The sound was pure, sweet and haunting. So chaste, that it brought smiles to the faces of enthusiastic watch lovers who were waiting to hear the chime. Seiko's Credor Spring Drive Minute Repeater did receive a ‘sound' welcome at BaselWorld 2011. But there's more than what just meets the ear. The mechanism that produces the sound is not made of just any steel. It's been specially forged by celebrated master Japanese steelmaker to resemble that of the famous Myochin wind bell.

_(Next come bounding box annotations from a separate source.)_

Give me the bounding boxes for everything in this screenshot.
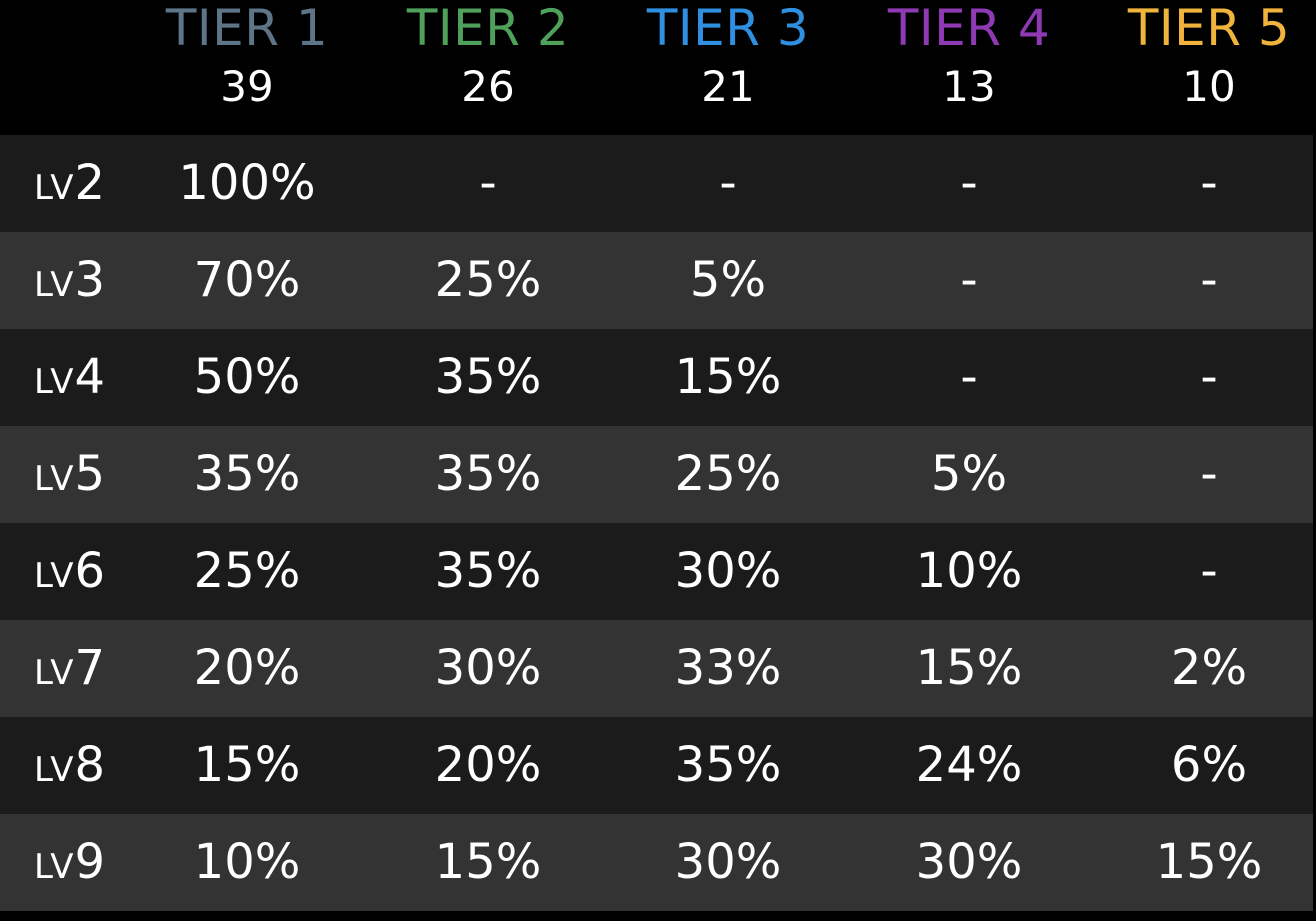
level-label: LV5 bbox=[34, 426, 105, 523]
tier-count: 21 bbox=[701, 62, 755, 111]
odds-cell: 15% bbox=[674, 349, 782, 405]
odds-cell: 35% bbox=[193, 446, 301, 502]
tier-count: 10 bbox=[1182, 62, 1236, 111]
table-row-lv8: LV8 15% 20% 35% 24% 6% bbox=[0, 717, 1313, 814]
level-number: 2 bbox=[74, 155, 106, 211]
odds-cell: 25% bbox=[434, 252, 542, 308]
level-number: 8 bbox=[74, 737, 106, 793]
odds-cell: 10% bbox=[915, 543, 1023, 599]
level-prefix: LV bbox=[34, 556, 75, 596]
odds-cell: 15% bbox=[434, 834, 542, 890]
tier-name: TIER 2 bbox=[406, 0, 570, 57]
tier-name: TIER 4 bbox=[887, 0, 1051, 57]
odds-cell: - bbox=[479, 155, 497, 211]
odds-cell: 35% bbox=[674, 737, 782, 793]
odds-cell: - bbox=[1200, 252, 1218, 308]
level-prefix: LV bbox=[34, 362, 75, 402]
level-prefix: LV bbox=[34, 750, 75, 790]
tier-column-header-5: TIER 5 10 bbox=[1089, 0, 1316, 135]
tier-column-header-3: TIER 3 21 bbox=[608, 0, 848, 135]
odds-cell: 30% bbox=[434, 640, 542, 696]
odds-cell: - bbox=[1200, 543, 1218, 599]
odds-cell: 2% bbox=[1170, 640, 1248, 696]
level-label: LV9 bbox=[34, 814, 105, 911]
level-label: LV6 bbox=[34, 523, 105, 620]
odds-cell: 70% bbox=[193, 252, 301, 308]
odds-cell: 5% bbox=[689, 252, 767, 308]
odds-cell: 100% bbox=[178, 155, 316, 211]
odds-cell: - bbox=[960, 349, 978, 405]
level-label: LV4 bbox=[34, 329, 105, 426]
odds-cell: 25% bbox=[193, 543, 301, 599]
tier-count: 39 bbox=[220, 62, 274, 111]
odds-cell: - bbox=[719, 155, 737, 211]
table-right-edge bbox=[1313, 135, 1316, 913]
tier-column-header-4: TIER 4 13 bbox=[849, 0, 1089, 135]
level-label: LV7 bbox=[34, 620, 105, 717]
level-number: 5 bbox=[74, 446, 106, 502]
odds-cell: 6% bbox=[1170, 737, 1248, 793]
odds-cell: 35% bbox=[434, 543, 542, 599]
odds-cell: - bbox=[960, 252, 978, 308]
table-row-lv6: LV6 25% 35% 30% 10% - bbox=[0, 523, 1313, 620]
level-number: 6 bbox=[74, 543, 106, 599]
odds-cell: 15% bbox=[915, 640, 1023, 696]
odds-cell: 35% bbox=[434, 446, 542, 502]
level-label: LV8 bbox=[34, 717, 105, 814]
odds-cell: 10% bbox=[193, 834, 301, 890]
table-row-lv5: LV5 35% 35% 25% 5% - bbox=[0, 426, 1313, 523]
tier-count: 26 bbox=[461, 62, 515, 111]
tier-count: 13 bbox=[942, 62, 996, 111]
tier-name: TIER 1 bbox=[165, 0, 329, 57]
table-bottom-edge bbox=[0, 911, 1316, 913]
odds-cell: 25% bbox=[674, 446, 782, 502]
level-prefix: LV bbox=[34, 653, 75, 693]
tier-column-header-2: TIER 2 26 bbox=[368, 0, 608, 135]
odds-table: LV2 100% - - - - LV3 70% 25% 5% - - LV4 … bbox=[0, 135, 1313, 911]
odds-cell: 15% bbox=[193, 737, 301, 793]
level-label: LV3 bbox=[34, 232, 105, 329]
odds-cell: - bbox=[1200, 349, 1218, 405]
odds-cell: 33% bbox=[674, 640, 782, 696]
tier-name: TIER 5 bbox=[1127, 0, 1291, 57]
odds-cell: 24% bbox=[915, 737, 1023, 793]
odds-cell: 30% bbox=[674, 543, 782, 599]
odds-cell: - bbox=[1200, 155, 1218, 211]
level-label: LV2 bbox=[34, 135, 105, 232]
level-prefix: LV bbox=[34, 265, 75, 305]
level-number: 4 bbox=[74, 349, 106, 405]
level-number: 7 bbox=[74, 640, 106, 696]
odds-cell: 30% bbox=[674, 834, 782, 890]
odds-cell: 30% bbox=[915, 834, 1023, 890]
tier-header: TIER 1 39 TIER 2 26 TIER 3 21 TIER 4 13 … bbox=[0, 0, 1316, 135]
level-prefix: LV bbox=[34, 168, 75, 208]
table-row-lv3: LV3 70% 25% 5% - - bbox=[0, 232, 1313, 329]
odds-cell: 5% bbox=[930, 446, 1008, 502]
level-number: 9 bbox=[74, 834, 106, 890]
odds-cell: 50% bbox=[193, 349, 301, 405]
odds-cell: 35% bbox=[434, 349, 542, 405]
odds-cell: - bbox=[1200, 446, 1218, 502]
tier-name: TIER 3 bbox=[646, 0, 810, 57]
odds-cell: 15% bbox=[1155, 834, 1263, 890]
level-number: 3 bbox=[74, 252, 106, 308]
odds-cell: 20% bbox=[193, 640, 301, 696]
table-row-lv9: LV9 10% 15% 30% 30% 15% bbox=[0, 814, 1313, 911]
table-row-lv7: LV7 20% 30% 33% 15% 2% bbox=[0, 620, 1313, 717]
level-prefix: LV bbox=[34, 459, 75, 499]
table-row-lv4: LV4 50% 35% 15% - - bbox=[0, 329, 1313, 426]
table-row-lv2: LV2 100% - - - - bbox=[0, 135, 1313, 232]
tier-column-header-1: TIER 1 39 bbox=[127, 0, 367, 135]
odds-cell: - bbox=[960, 155, 978, 211]
odds-cell: 20% bbox=[434, 737, 542, 793]
level-prefix: LV bbox=[34, 847, 75, 887]
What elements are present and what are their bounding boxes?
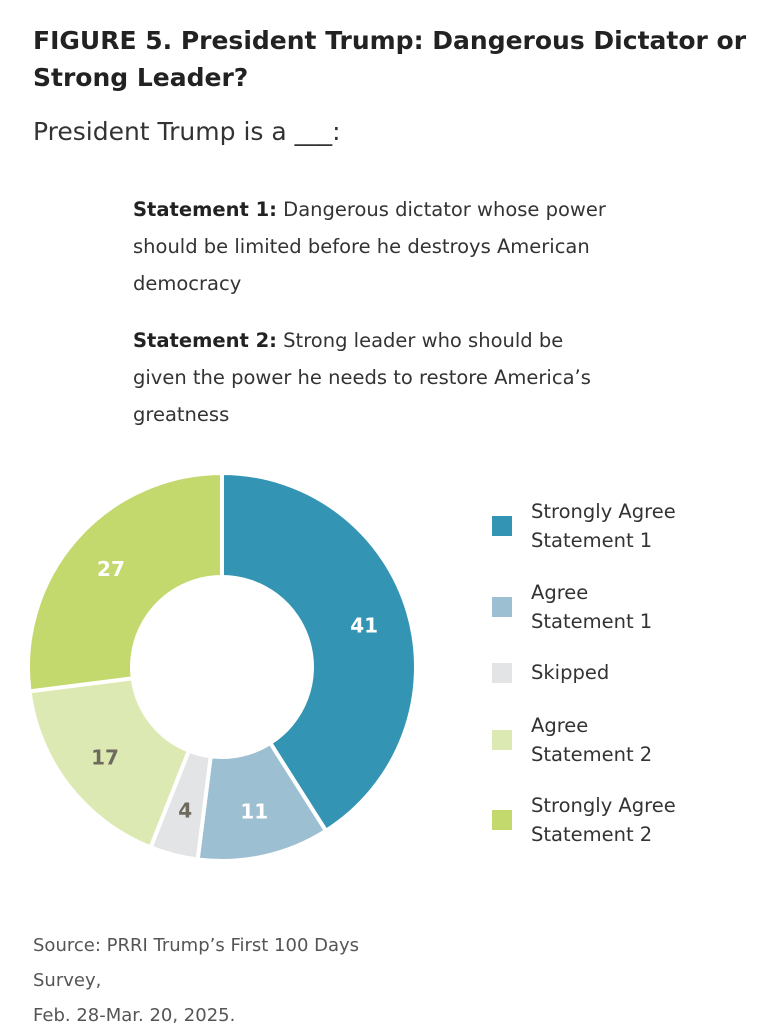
data-label: 27 xyxy=(97,557,125,581)
statement-1: Statement 1: Dangerous dictator whose po… xyxy=(133,191,653,302)
legend-label: Statement 1 xyxy=(531,610,653,633)
data-label: 41 xyxy=(350,614,378,638)
statement-1-label: Statement 1: xyxy=(133,198,277,221)
legend-label: Agree xyxy=(531,714,589,737)
figure-title: FIGURE 5. President Trump: Dangerous Dic… xyxy=(33,26,747,92)
source-line-2: Feb. 28-Mar. 20, 2025. xyxy=(33,1005,236,1026)
donut-chart: 41 11 4 17 27 xyxy=(26,470,418,863)
legend-label: Strongly Agree xyxy=(531,500,676,523)
statement-1-text: Dangerous dictator whose power should be… xyxy=(133,198,606,295)
statement-2-label: Statement 2: xyxy=(133,329,277,352)
figure-subtitle: President Trump is a ___: xyxy=(33,117,341,146)
legend-label: Strongly Agree xyxy=(531,794,676,817)
legend-label: Statement 1 xyxy=(531,529,653,552)
legend-label: Statement 2 xyxy=(531,743,653,766)
legend-swatch xyxy=(492,597,512,617)
donut-slice-agree-statement-2 xyxy=(27,676,192,850)
legend-label: Statement 2 xyxy=(531,823,653,846)
legend-swatch xyxy=(492,730,512,750)
source-line-1: Source: PRRI Trump’s First 100 Days Surv… xyxy=(33,935,360,991)
legend-label: Agree xyxy=(531,581,589,604)
statement-2: Statement 2: Strong leader who should be… xyxy=(133,322,603,433)
legend-swatch xyxy=(492,663,512,683)
data-label: 11 xyxy=(240,799,268,823)
donut-slice-strongly-agree-statement-1 xyxy=(220,470,418,834)
donut-slice-strongly-agree-statement-2 xyxy=(26,470,224,694)
legend-label: Skipped xyxy=(531,661,610,684)
statement-2-text: Strong leader who should be given the po… xyxy=(133,329,591,426)
source-note: Source: PRRI Trump’s First 100 Days Surv… xyxy=(33,928,433,1033)
legend-swatch xyxy=(492,516,512,536)
data-label: 17 xyxy=(91,746,119,770)
data-label: 4 xyxy=(178,798,192,822)
legend-swatch xyxy=(492,810,512,830)
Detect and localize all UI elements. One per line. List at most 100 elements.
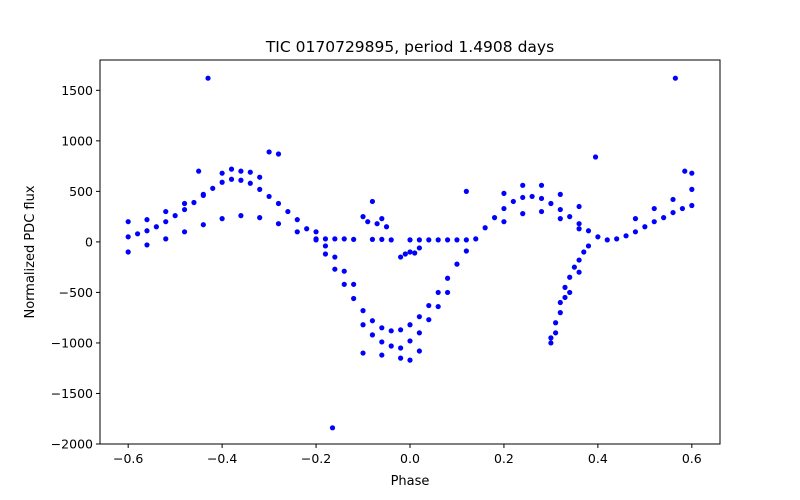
data-point (557, 310, 563, 316)
data-point (632, 229, 639, 235)
data-point (407, 322, 413, 328)
data-point (682, 168, 688, 174)
data-point (416, 314, 422, 320)
data-point (407, 237, 413, 243)
data-point (247, 169, 253, 175)
y-tick-label: −500 (59, 285, 93, 300)
y-tick-label: 0 (85, 234, 93, 249)
data-point (125, 219, 131, 225)
data-point (313, 229, 319, 235)
data-point (463, 248, 469, 254)
data-point (501, 190, 507, 196)
data-point (285, 208, 291, 215)
y-tick-label: −1000 (51, 335, 93, 350)
x-tick-label: 0.6 (682, 451, 702, 466)
data-point (501, 219, 507, 225)
data-point (592, 154, 599, 160)
y-tick-label: −1500 (51, 386, 93, 401)
data-point (520, 182, 526, 188)
data-point (163, 236, 169, 242)
y-tick-label: 1500 (61, 83, 93, 98)
data-point (341, 268, 347, 274)
data-point (444, 237, 451, 243)
y-tick-label: −2000 (51, 437, 93, 452)
data-point (257, 215, 263, 221)
data-point (257, 174, 263, 180)
data-point (365, 219, 371, 225)
data-point (444, 289, 451, 296)
x-tick-label: 0.2 (494, 451, 514, 466)
data-point (604, 237, 610, 243)
data-point (153, 224, 159, 230)
data-point (416, 245, 422, 251)
data-point (548, 340, 554, 346)
data-point (398, 254, 404, 260)
data-point (360, 214, 366, 220)
data-point (388, 237, 394, 243)
data-point (294, 217, 300, 223)
data-point (510, 198, 516, 205)
y-tick-label: 500 (69, 184, 93, 199)
data-point (181, 200, 188, 207)
data-point (463, 237, 469, 243)
data-point (562, 284, 568, 290)
data-point (426, 237, 432, 243)
data-point (210, 185, 216, 191)
data-point (379, 325, 385, 331)
data-point (651, 205, 657, 212)
data-point (144, 228, 150, 234)
data-point (360, 322, 366, 328)
data-point (416, 237, 422, 243)
data-point (614, 236, 620, 242)
data-point (238, 213, 244, 219)
data-point (228, 176, 235, 182)
data-point (426, 302, 432, 309)
data-point (557, 206, 563, 213)
data-point (332, 236, 338, 242)
y-tick-label: 1000 (61, 133, 93, 148)
data-point (191, 199, 197, 206)
data-point (332, 254, 338, 260)
data-point (538, 182, 545, 188)
data-point (369, 198, 376, 205)
data-point (322, 243, 329, 249)
x-tick-label: −0.2 (301, 451, 331, 466)
data-point (501, 205, 507, 212)
data-point (379, 352, 385, 358)
data-point (567, 214, 573, 220)
data-point (219, 170, 225, 176)
data-point (529, 193, 535, 200)
data-point (689, 186, 695, 192)
data-point (454, 237, 460, 243)
data-point (379, 339, 385, 345)
data-point (520, 211, 526, 217)
data-point (266, 193, 272, 200)
x-axis-label: Phase (391, 474, 430, 489)
x-tick-label: −0.6 (113, 451, 143, 466)
data-point (219, 216, 225, 222)
data-point (125, 249, 131, 255)
data-point (571, 264, 577, 270)
data-point (322, 236, 329, 242)
x-tick-label: −0.4 (207, 451, 237, 466)
data-point (398, 327, 404, 333)
data-point (398, 355, 404, 361)
data-point (581, 249, 587, 255)
data-point (557, 216, 563, 222)
data-point (689, 202, 695, 209)
data-point (374, 221, 380, 227)
data-point (491, 215, 498, 221)
data-point (567, 274, 573, 280)
data-point (435, 289, 441, 296)
data-point (672, 75, 678, 81)
data-point (205, 75, 211, 81)
data-point (553, 320, 559, 326)
data-point (562, 294, 568, 301)
y-axis: −2000 −1500 −1000 −500 0 500 1000 1500 (51, 83, 100, 452)
data-point (351, 236, 357, 242)
data-point (134, 231, 141, 237)
data-point (538, 195, 545, 202)
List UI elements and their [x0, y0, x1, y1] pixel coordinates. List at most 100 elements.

Yes, it's one thing to delve into the history of watch making and churn out masterpieces, but a different challenge to blend in a part of your country into a timepiece. And Seiko seeks to do just that.

The famous Japanese bell

For 52 generations, the Myochin family of Japan have been master blacksmiths, making steel for over 850 years. The family's steel forging tradition started in the late 8{+t}{+h} century, in the Heian era, with the manufacture of armour for soldiers and then continued into others, like fire tongs called “hibachi”. They soon made wind chimes by letting two hibachi's hang together on a string and the sound was said to be pleasing, thus leading to the creation of the famous Myochin Wind Bell. When the master craftsmen in the Micro Artist Studio at Seiko's Shiojiri facility looked for a special material to use in the minute repeater bell gongs, Myochin steel was their natural choice. They got it specially forged by Munemichi Myochin, to match as much as possible, the sound frequency, volume and attenuation rate of the Myochin bell.

Art speak

While the Myochin family pitched in to create melodious chimes, Japanese artisans were the one's who motivated the brand to make its Ananta Automatic Chronograph Diver's 130{+t}{+h} anniversary commemorative collection special. Seiko used not just one, but two traditional art forms for this timepiece. Firstly, the design of Ananta was inspired by ‘Katana', the ancient Japanese art of sword making, an innovative skill, which originated more than 800 years ago. Secondly, to increase the legibility of the watch in dark waters, Seiko sought to get its perfect jet black dial by using the services of world-renowned lacquer artist, Isshu Tamura. The artist, a master of ‘Kaga Makie' personally painted the dial, layer by layer and polished it in his personal studio in Kanazawa, Japan to the rich black. Now this is what we call a tryst with tradition!